Was it awesome? Parts of it, yes. For the most part, I would simply describe it as very, very good. Although this isn't the kind of movie I usually review on this blog, nor is it a genre I usually seek out, my hope is that this will prove a success. After all, the more often good movies do well, the more likely good movies will be made, yes? Its a viable theory, anyway.
In essence the plot involves a US Special Forces Team. They are framed and almost murdered during an operation, on orders from a mysterious CIA figure known only as "Max." In the process, about two dozen small children are killed and the Losers (they are never actually called such in the film) assumed to be dead. Months later, their leader is contacted by a beautiful woman named Aisha who wants to bankroll their destruction of Max.

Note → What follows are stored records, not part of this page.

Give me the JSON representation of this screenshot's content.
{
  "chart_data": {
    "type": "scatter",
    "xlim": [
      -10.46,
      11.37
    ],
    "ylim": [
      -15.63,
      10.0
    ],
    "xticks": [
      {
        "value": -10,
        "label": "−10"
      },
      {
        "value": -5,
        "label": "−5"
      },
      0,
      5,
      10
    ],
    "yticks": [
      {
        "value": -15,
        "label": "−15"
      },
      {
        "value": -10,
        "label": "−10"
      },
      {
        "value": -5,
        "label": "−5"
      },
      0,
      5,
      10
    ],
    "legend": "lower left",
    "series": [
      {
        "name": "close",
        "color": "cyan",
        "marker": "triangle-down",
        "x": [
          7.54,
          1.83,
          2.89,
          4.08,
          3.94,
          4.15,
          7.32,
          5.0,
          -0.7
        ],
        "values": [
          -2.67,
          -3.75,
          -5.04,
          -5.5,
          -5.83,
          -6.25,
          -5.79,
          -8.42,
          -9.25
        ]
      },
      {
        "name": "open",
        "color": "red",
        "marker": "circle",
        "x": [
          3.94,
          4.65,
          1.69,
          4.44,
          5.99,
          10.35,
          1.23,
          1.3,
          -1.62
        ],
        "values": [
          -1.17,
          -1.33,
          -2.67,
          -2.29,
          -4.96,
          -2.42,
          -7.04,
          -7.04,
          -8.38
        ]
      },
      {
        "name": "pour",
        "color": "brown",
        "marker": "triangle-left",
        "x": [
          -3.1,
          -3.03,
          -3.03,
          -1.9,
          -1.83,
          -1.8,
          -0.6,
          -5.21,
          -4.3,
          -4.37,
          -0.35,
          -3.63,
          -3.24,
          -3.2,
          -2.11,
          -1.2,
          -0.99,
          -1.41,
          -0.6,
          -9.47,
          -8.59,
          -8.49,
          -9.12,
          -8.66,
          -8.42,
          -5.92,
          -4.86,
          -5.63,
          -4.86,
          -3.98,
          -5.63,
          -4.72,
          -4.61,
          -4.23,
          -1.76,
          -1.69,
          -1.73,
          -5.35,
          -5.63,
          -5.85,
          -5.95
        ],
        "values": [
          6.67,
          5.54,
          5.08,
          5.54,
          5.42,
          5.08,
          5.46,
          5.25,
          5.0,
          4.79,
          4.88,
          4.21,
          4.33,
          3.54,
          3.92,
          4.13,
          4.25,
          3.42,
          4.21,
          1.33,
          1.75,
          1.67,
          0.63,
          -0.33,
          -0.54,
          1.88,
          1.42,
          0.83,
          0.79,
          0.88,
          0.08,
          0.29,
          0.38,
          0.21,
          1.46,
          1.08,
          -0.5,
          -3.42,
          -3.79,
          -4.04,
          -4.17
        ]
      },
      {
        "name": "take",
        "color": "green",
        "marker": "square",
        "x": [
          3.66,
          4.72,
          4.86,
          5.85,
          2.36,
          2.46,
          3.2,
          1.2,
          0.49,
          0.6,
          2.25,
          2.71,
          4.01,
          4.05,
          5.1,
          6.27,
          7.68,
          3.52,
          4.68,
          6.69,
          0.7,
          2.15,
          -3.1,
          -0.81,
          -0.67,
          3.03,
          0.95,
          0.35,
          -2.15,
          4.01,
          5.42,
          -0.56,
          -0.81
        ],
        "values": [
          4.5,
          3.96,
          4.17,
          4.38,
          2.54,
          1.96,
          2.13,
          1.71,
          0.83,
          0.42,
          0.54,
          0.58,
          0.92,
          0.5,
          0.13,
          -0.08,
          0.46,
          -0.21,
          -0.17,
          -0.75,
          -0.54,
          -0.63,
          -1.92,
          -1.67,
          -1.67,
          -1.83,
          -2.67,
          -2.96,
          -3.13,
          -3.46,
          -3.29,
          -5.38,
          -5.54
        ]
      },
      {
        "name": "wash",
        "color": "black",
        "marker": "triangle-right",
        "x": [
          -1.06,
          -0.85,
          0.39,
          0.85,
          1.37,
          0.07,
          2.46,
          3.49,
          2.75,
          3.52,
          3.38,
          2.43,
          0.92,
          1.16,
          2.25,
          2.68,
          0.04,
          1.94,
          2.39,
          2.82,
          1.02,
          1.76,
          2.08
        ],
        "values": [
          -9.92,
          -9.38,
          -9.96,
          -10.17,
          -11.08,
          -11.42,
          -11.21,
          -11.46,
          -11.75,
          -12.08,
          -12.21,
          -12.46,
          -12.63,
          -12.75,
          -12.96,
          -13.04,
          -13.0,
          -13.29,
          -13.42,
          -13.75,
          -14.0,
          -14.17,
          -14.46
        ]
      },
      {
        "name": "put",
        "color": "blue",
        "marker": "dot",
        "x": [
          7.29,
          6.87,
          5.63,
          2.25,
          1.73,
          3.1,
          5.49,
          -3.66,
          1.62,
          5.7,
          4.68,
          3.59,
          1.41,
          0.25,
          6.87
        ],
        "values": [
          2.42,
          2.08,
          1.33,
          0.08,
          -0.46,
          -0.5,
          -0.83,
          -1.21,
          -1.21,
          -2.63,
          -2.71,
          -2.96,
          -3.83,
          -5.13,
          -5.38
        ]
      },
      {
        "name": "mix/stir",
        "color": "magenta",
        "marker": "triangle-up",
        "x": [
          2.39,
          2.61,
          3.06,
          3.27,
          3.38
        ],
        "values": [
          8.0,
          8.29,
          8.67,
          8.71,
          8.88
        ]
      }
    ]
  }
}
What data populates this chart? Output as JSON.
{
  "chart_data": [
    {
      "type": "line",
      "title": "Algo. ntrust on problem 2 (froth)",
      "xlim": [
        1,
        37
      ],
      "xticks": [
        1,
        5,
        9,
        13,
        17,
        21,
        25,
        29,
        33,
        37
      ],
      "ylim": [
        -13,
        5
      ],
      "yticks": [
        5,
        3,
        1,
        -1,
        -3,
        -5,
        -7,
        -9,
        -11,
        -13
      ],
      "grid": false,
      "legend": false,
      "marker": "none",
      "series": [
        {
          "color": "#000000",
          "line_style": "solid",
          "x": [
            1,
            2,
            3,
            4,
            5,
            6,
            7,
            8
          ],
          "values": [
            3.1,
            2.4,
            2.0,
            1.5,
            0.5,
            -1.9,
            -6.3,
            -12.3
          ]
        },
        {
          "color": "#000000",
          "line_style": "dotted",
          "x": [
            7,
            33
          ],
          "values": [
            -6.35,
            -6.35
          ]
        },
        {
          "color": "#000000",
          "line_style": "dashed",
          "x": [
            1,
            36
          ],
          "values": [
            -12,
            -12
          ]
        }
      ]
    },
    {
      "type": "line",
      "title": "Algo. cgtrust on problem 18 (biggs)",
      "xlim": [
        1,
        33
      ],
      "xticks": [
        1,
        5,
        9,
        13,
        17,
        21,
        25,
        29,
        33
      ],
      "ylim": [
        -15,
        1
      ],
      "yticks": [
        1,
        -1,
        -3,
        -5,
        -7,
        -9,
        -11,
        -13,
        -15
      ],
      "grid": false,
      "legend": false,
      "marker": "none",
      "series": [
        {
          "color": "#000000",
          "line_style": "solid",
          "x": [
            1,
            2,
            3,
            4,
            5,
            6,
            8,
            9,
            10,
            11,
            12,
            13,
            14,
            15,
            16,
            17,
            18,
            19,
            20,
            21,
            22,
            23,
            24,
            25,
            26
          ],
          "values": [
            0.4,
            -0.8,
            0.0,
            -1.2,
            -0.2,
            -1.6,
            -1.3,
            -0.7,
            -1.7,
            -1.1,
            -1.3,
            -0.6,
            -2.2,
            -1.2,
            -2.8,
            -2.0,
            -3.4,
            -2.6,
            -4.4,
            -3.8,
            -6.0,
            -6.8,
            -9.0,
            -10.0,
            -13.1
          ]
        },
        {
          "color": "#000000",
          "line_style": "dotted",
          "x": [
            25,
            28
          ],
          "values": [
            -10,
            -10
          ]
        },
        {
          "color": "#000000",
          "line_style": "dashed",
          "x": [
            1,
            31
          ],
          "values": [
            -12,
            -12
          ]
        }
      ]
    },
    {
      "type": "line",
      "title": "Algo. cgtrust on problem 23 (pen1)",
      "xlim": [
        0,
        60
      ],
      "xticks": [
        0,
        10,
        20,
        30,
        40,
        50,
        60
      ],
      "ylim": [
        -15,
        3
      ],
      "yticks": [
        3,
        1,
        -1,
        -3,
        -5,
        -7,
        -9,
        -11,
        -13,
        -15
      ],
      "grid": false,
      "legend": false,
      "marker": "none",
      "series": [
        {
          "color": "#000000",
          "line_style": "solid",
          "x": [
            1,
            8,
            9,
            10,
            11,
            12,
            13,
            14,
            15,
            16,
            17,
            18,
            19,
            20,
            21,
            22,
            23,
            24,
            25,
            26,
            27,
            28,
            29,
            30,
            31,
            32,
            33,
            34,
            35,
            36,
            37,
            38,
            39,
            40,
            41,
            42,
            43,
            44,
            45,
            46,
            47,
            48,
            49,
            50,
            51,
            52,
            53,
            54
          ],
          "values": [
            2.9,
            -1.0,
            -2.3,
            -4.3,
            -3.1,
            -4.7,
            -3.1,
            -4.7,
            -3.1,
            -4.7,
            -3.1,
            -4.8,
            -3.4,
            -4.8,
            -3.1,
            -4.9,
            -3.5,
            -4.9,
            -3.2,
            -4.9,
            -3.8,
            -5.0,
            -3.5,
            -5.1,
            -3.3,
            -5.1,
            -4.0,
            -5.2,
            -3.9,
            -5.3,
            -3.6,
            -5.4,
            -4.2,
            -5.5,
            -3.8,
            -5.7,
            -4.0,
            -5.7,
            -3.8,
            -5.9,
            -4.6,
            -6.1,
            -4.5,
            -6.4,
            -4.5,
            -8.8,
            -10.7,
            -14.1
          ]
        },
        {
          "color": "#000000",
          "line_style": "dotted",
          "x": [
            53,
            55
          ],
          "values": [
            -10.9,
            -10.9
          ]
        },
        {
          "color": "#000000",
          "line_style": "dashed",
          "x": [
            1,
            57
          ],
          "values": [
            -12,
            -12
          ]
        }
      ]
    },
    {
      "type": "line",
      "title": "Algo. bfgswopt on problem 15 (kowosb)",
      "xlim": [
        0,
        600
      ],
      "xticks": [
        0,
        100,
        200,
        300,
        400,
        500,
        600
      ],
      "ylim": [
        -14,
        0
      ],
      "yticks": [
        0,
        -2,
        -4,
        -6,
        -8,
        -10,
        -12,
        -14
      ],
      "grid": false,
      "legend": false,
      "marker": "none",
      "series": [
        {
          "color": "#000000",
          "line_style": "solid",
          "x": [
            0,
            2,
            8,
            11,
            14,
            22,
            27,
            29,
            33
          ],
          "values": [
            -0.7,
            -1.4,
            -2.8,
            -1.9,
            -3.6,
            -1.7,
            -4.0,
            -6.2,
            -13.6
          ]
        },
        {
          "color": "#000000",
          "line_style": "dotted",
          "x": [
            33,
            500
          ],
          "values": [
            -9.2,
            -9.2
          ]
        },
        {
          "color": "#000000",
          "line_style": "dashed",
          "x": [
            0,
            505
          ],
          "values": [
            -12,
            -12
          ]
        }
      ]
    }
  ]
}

Sounds like a more-or-less straightforward action adventure flick. But what makes a real difference here is the acting, the writing and the directing. It helps that the cast is uniformly excellent at their roles--from Jeffrey Dean Morgan's Clay (commanding officer of the Losers) to Zoe Saldana as Aisha, and Jason Patric as the spectacularly ruthless Max (who would make a superb Bond villain incidently--very old school including a mangled hand). Probably my own favorite character was Jenkins (played by Chris Evans), a computer hacker extraordinaire with a truly wacky sense of humor that never seems to turn off. His t-shirts alone almost make the character.
The Losers offers no insights or deep questions without answers, nor does it explore issues and its drama is formulaic. I was not emotionally moved. But I was entertained--and methinks it is important to recall this movie doesn't really seem to be aiming at much else. Nor is that a bad thing! I enjoyed it very much.